C'est ma vie et je l'envoie en l'air.

J'ai fait des grand discours en vous disant que j'étais une personne forte, mais au final, je crois que c'est moi que j'essayais de persuader. Je me rends compte que mon humeur est très irrégulière, si je puis dire. Je suis en perpétuel combat contre cette voix dans ma tête qui me rabaisse plus bas que Terre. C'est souvent dur de se battre contre soi-même, et c'est pourquoi j'ai souvent laissé cette voix prendre le dessus. A quoi bon après tout. Mine de rien, elle a pris ses aises et même si la motivation semble être là, j'ai encore du mal à la réduire au silence. 
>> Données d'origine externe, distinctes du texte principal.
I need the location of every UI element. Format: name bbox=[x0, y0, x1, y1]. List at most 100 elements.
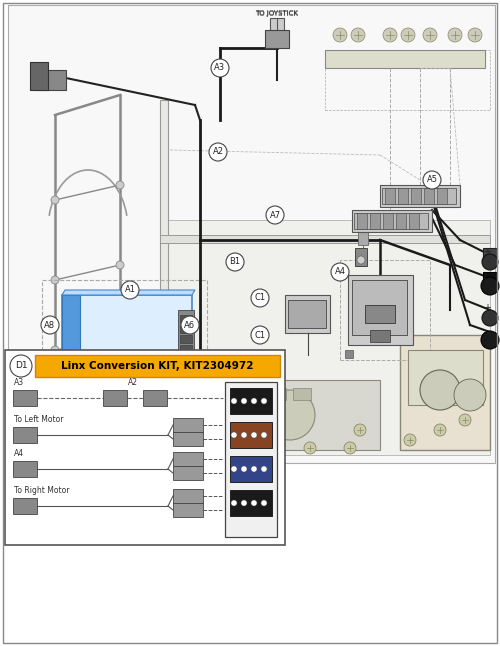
Circle shape bbox=[226, 253, 244, 271]
Bar bbox=[155, 372, 169, 390]
Text: D1: D1 bbox=[14, 362, 28, 371]
Text: TO JOYSTICK: TO JOYSTICK bbox=[256, 11, 298, 17]
Bar bbox=[13, 498, 37, 514]
Bar bbox=[483, 248, 497, 262]
Circle shape bbox=[459, 414, 471, 426]
Bar bbox=[160, 100, 168, 440]
Text: -: - bbox=[483, 273, 486, 283]
Bar bbox=[265, 30, 289, 48]
Text: C1: C1 bbox=[254, 293, 266, 302]
Bar bbox=[180, 325, 192, 333]
Circle shape bbox=[265, 390, 315, 440]
Text: B1: B1 bbox=[230, 258, 240, 267]
Circle shape bbox=[333, 28, 347, 42]
Circle shape bbox=[209, 143, 227, 161]
Bar bbox=[293, 388, 311, 400]
Bar bbox=[352, 210, 432, 232]
Circle shape bbox=[231, 500, 237, 506]
Circle shape bbox=[251, 500, 257, 506]
Circle shape bbox=[116, 181, 124, 189]
Bar bbox=[225, 382, 277, 537]
Bar bbox=[173, 418, 203, 432]
Bar bbox=[42, 415, 70, 440]
Bar bbox=[173, 503, 203, 517]
Text: A8: A8 bbox=[44, 320, 56, 329]
Bar bbox=[36, 70, 66, 90]
Bar bbox=[370, 213, 380, 229]
Circle shape bbox=[404, 434, 416, 446]
Bar bbox=[357, 213, 367, 229]
Bar bbox=[370, 330, 390, 342]
Circle shape bbox=[354, 424, 366, 436]
Bar bbox=[30, 62, 48, 90]
Circle shape bbox=[224, 442, 236, 454]
Circle shape bbox=[241, 466, 247, 472]
Text: TO JOYSTICK: TO JOYSTICK bbox=[256, 10, 298, 16]
Bar bbox=[352, 280, 407, 335]
Bar bbox=[325, 50, 490, 110]
Bar bbox=[13, 427, 37, 443]
Circle shape bbox=[331, 263, 349, 281]
Circle shape bbox=[51, 346, 59, 354]
Circle shape bbox=[179, 424, 191, 436]
Bar bbox=[5, 350, 285, 545]
Bar bbox=[230, 388, 272, 414]
Bar bbox=[409, 213, 419, 229]
Bar bbox=[408, 350, 483, 405]
Circle shape bbox=[468, 28, 482, 42]
Circle shape bbox=[481, 331, 499, 349]
Circle shape bbox=[434, 424, 446, 436]
Bar bbox=[383, 213, 393, 229]
Circle shape bbox=[423, 171, 441, 189]
Circle shape bbox=[116, 336, 124, 344]
Circle shape bbox=[179, 442, 191, 454]
Circle shape bbox=[116, 261, 124, 269]
Text: To Left Motor: To Left Motor bbox=[14, 415, 64, 424]
Bar bbox=[173, 452, 203, 466]
Bar bbox=[340, 260, 430, 360]
Bar bbox=[173, 489, 203, 503]
Circle shape bbox=[121, 281, 139, 299]
Bar bbox=[218, 388, 236, 400]
Bar bbox=[180, 355, 192, 363]
Bar bbox=[268, 388, 286, 400]
Circle shape bbox=[251, 326, 269, 344]
Polygon shape bbox=[62, 290, 195, 295]
Bar bbox=[358, 225, 368, 245]
Text: A2: A2 bbox=[128, 378, 138, 387]
Circle shape bbox=[241, 500, 247, 506]
Bar bbox=[230, 456, 272, 482]
Circle shape bbox=[264, 442, 276, 454]
Text: To Right Motor: To Right Motor bbox=[14, 486, 70, 495]
Circle shape bbox=[41, 316, 59, 334]
Text: Linx Conversion KIT, KIT2304972: Linx Conversion KIT, KIT2304972 bbox=[61, 361, 254, 371]
Bar bbox=[385, 188, 395, 204]
Circle shape bbox=[241, 398, 247, 404]
Text: A3: A3 bbox=[214, 63, 226, 72]
Circle shape bbox=[251, 466, 257, 472]
Text: A4: A4 bbox=[334, 267, 345, 276]
Bar bbox=[230, 490, 272, 516]
Bar bbox=[354, 213, 428, 229]
Bar bbox=[411, 188, 421, 204]
Circle shape bbox=[482, 310, 498, 326]
Circle shape bbox=[251, 432, 257, 438]
Circle shape bbox=[241, 432, 247, 438]
Circle shape bbox=[51, 196, 59, 204]
Bar bbox=[345, 350, 353, 358]
Text: +: + bbox=[483, 303, 491, 313]
Bar bbox=[325, 50, 485, 68]
Circle shape bbox=[231, 466, 237, 472]
Bar bbox=[125, 372, 147, 394]
Circle shape bbox=[251, 289, 269, 307]
Bar bbox=[42, 280, 207, 390]
Circle shape bbox=[304, 442, 316, 454]
Bar bbox=[88, 372, 116, 394]
Circle shape bbox=[51, 276, 59, 284]
Text: A5: A5 bbox=[426, 176, 438, 185]
Bar bbox=[348, 275, 413, 345]
Circle shape bbox=[401, 28, 415, 42]
Bar bbox=[173, 466, 203, 480]
Text: +: + bbox=[483, 247, 491, 257]
Bar bbox=[178, 310, 194, 365]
Un rien suffit à me faire douter. 

Je me sens énormément grande, et en une fraction de seconde, je peux ressentir tout le contraire. Il suffit d'un doute, une infime doute pour que la voix reprenne du service et c'est mon estime de moi qui en paie les frais.

Cela faisait depuis quelques jours que j'allais bien, que je me sentais changée. Après avoir pris tout le recul nécessaire, je me rends compte que je suis quasiment à bout. J'aime dire que mon vase ne se vide jamais, qu'il est constamment plein à ras-bord et que chaque contrariété est la goutte de trop, celle qui fait tout valser. 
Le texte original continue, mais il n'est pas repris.